The following is a guest post by my friend and former online student, Jim Vinoski. It’s wonderful to have Jim’s contribution.
In Free Our Markets, Chapter Four, “Ownership Matters,” you’ll read, “Private owners have strong incentives to look after their property so that it can be a source of profits and other benefits to them year after year.”
I happened upon a very visible example of this about a dozen years ago when I had the opportunity to see Mt. St. Helens firsthand. On my drive to the mountain, evidence of the famous 1980 eruption started to appear some thirty miles away from the peak, with visible major silting in the Cowlitz River and Hoffstadt Creek; yet there was little indication in the surrounding forest of the blast zone the volcano had created all those years ago. The lush Douglas firs were growing in abundance for many miles – until about ten miles from the caldera, when they abruptly ended in a very obvious line. For the rest of the trip, the terrain was a near-moonscape, with only occasional growths of hardscrabble scrub here and there in the ash-covered wilderness. That sudden change from a luxuriant forest to a barren landscape puzzled me.

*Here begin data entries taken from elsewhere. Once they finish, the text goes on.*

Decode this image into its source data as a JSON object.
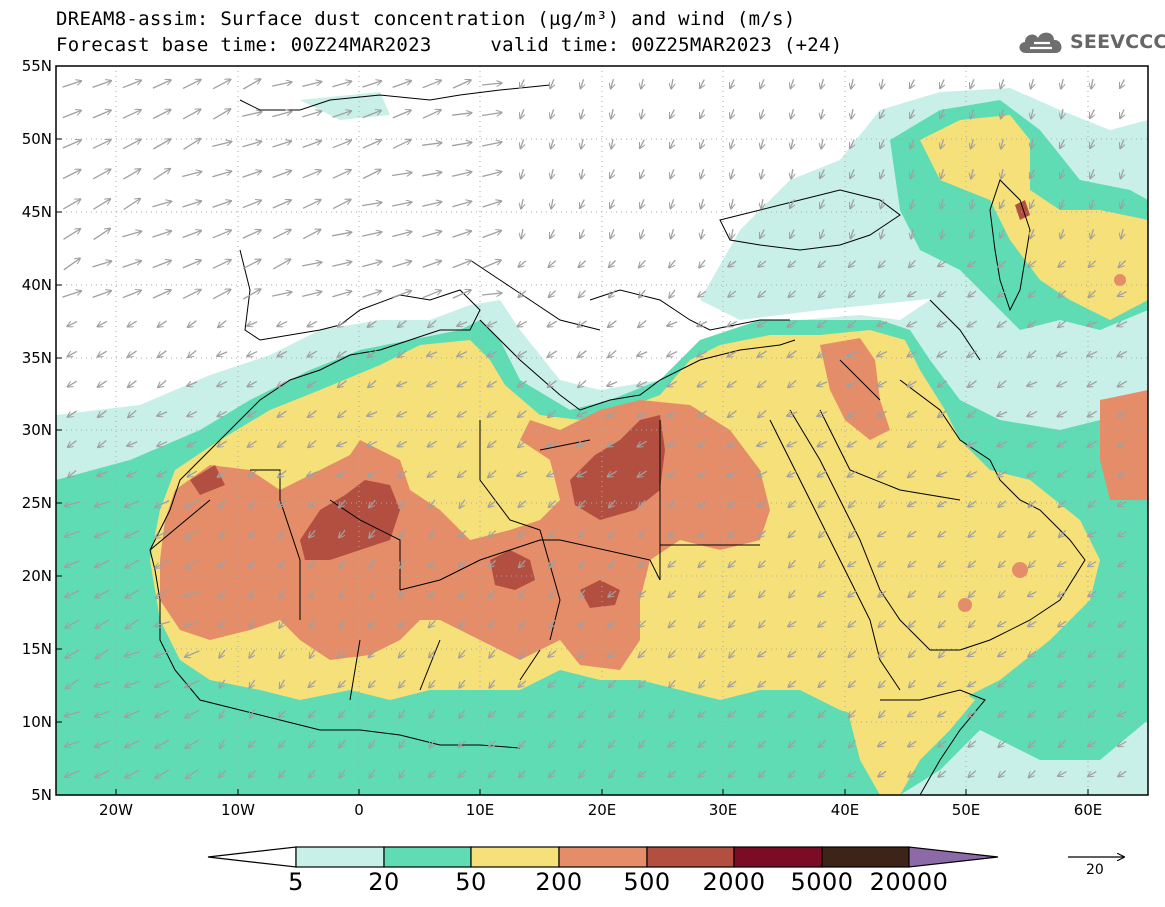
{
  "header": {
    "title_line1": "DREAM8-assim: Surface dust concentration (µg/m³) and wind (m/s)",
    "base_time": "Forecast base time: 00Z24MAR2023",
    "valid_time": "valid time: 00Z25MAR2023 (+24)"
  },
  "logo": {
    "text": "SEEVCCC",
    "icon": "cloud-icon"
  },
  "axes": {
    "lat_labels": [
      "55N",
      "50N",
      "45N",
      "40N",
      "35N",
      "30N",
      "25N",
      "20N",
      "15N",
      "10N",
      "5N"
    ],
    "lon_labels": [
      "20W",
      "10W",
      "0",
      "10E",
      "20E",
      "30E",
      "40E",
      "50E",
      "60E"
    ]
  },
  "colorbar": {
    "labels": [
      "5",
      "20",
      "50",
      "200",
      "500",
      "2000",
      "5000",
      "20000"
    ],
    "colors": [
      "#c8f0e8",
      "#5fdcb4",
      "#f5e07a",
      "#e58d68",
      "#b34f40",
      "#7c0c26",
      "#3e2418",
      "#8c6aa8"
    ]
  },
  "wind_reference": {
    "label": "20"
  },
  "colors": {
    "land": "#ffffff",
    "border": "#000000",
    "wind_arrow": "#a0a0a0"
  }
}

At the Johnston Ridge Observatory Visitor Center, I learned the reason. The lush growth was on land owned by Weyerhaeuser Company, which aggressively replanted beginning almost immediately after the eruption was over. The moonscape was owned by the federal government – namely, the US Forest Service – which decided to let it regrow naturally to see what would happen after such a cataclysm.

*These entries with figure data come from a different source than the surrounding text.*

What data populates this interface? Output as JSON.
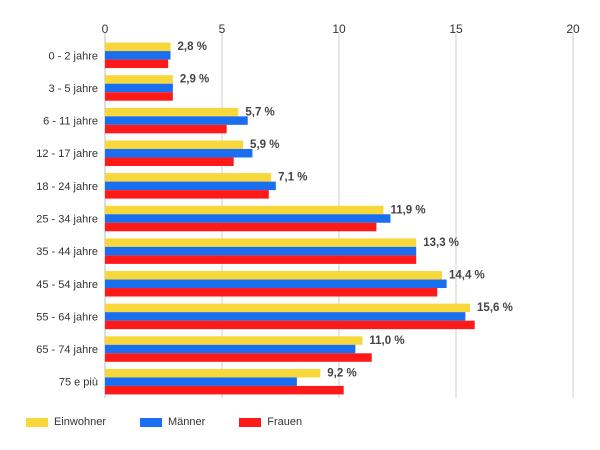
{
  "chart_data": {
    "type": "bar",
    "orientation": "horizontal",
    "categories": [
      "0 - 2 jahre",
      "3 - 5 jahre",
      "6 - 11 jahre",
      "12 - 17 jahre",
      "18 - 24 jahre",
      "25 - 34 jahre",
      "35 - 44 jahre",
      "45 - 54 jahre",
      "55 - 64 jahre",
      "65 - 74 jahre",
      "75 e più"
    ],
    "series": [
      {
        "name": "Einwohner",
        "color": "#f7d73a",
        "values": [
          2.8,
          2.9,
          5.7,
          5.9,
          7.1,
          11.9,
          13.3,
          14.4,
          15.6,
          11.0,
          9.2
        ]
      },
      {
        "name": "Männer",
        "color": "#1a6ff0",
        "values": [
          2.8,
          2.9,
          6.1,
          6.3,
          7.3,
          12.2,
          13.3,
          14.6,
          15.4,
          10.7,
          8.2
        ]
      },
      {
        "name": "Frauen",
        "color": "#ff1a1a",
        "values": [
          2.7,
          2.9,
          5.2,
          5.5,
          7.0,
          11.6,
          13.3,
          14.2,
          15.8,
          11.4,
          10.2
        ]
      }
    ],
    "data_labels": [
      "2,8 %",
      "2,9 %",
      "5,7 %",
      "5,9 %",
      "7,1 %",
      "11,9 %",
      "13,3 %",
      "14,4 %",
      "15,6 %",
      "11,0 %",
      "9,2 %"
    ],
    "x_ticks": [
      "0",
      "5",
      "10",
      "15",
      "20"
    ],
    "xlim": [
      0,
      20
    ],
    "grid": true,
    "legend_position": "bottom-left"
  }
}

The private owner Weyerhaeuser had an obvious financial incentive to get the forest back into shape quickly. You can read all about their recovery and reforestation activities here. I highly recommend you check it out – it’s a fascinating story. Not only did the company salvage enormous quantities of dead and damaged trees (enough to build 85,000 new three-story homes) to clear the ruined landscape, but they also burned away anything not salvageable, then literally dug through the ash to reach good soil in which to plant millions upon millions of seedlings. They found that the forest and the accompanying wildlife returned quickly to good health. They began harvesting those now-grown seedlings in 2005, finally beginning to realize a return on their enormous investment. Along the way they’ve regrown a beautiful western forest that benefits not only the Weyerhaeuser bottom line, but visitors like me, hunters, and other sportsmen as well.
The taxpayer-financed US Forest Service has no profit motive, a fact made abundantly clear in Free Our Markets in its review of that agency’s loss-making building of logging roads in Alaska’s Tongass National Forest. At Mt. St. Helens, the Forest Service has done pretty much nothing with its public land, by design, not even salvaging downed lumber. That inactivity may have its own reward in helping us better understand natural cycles, but I’ll let you decide for yourself whether their approach or the market-driven one has been more beneficial to society as a whole.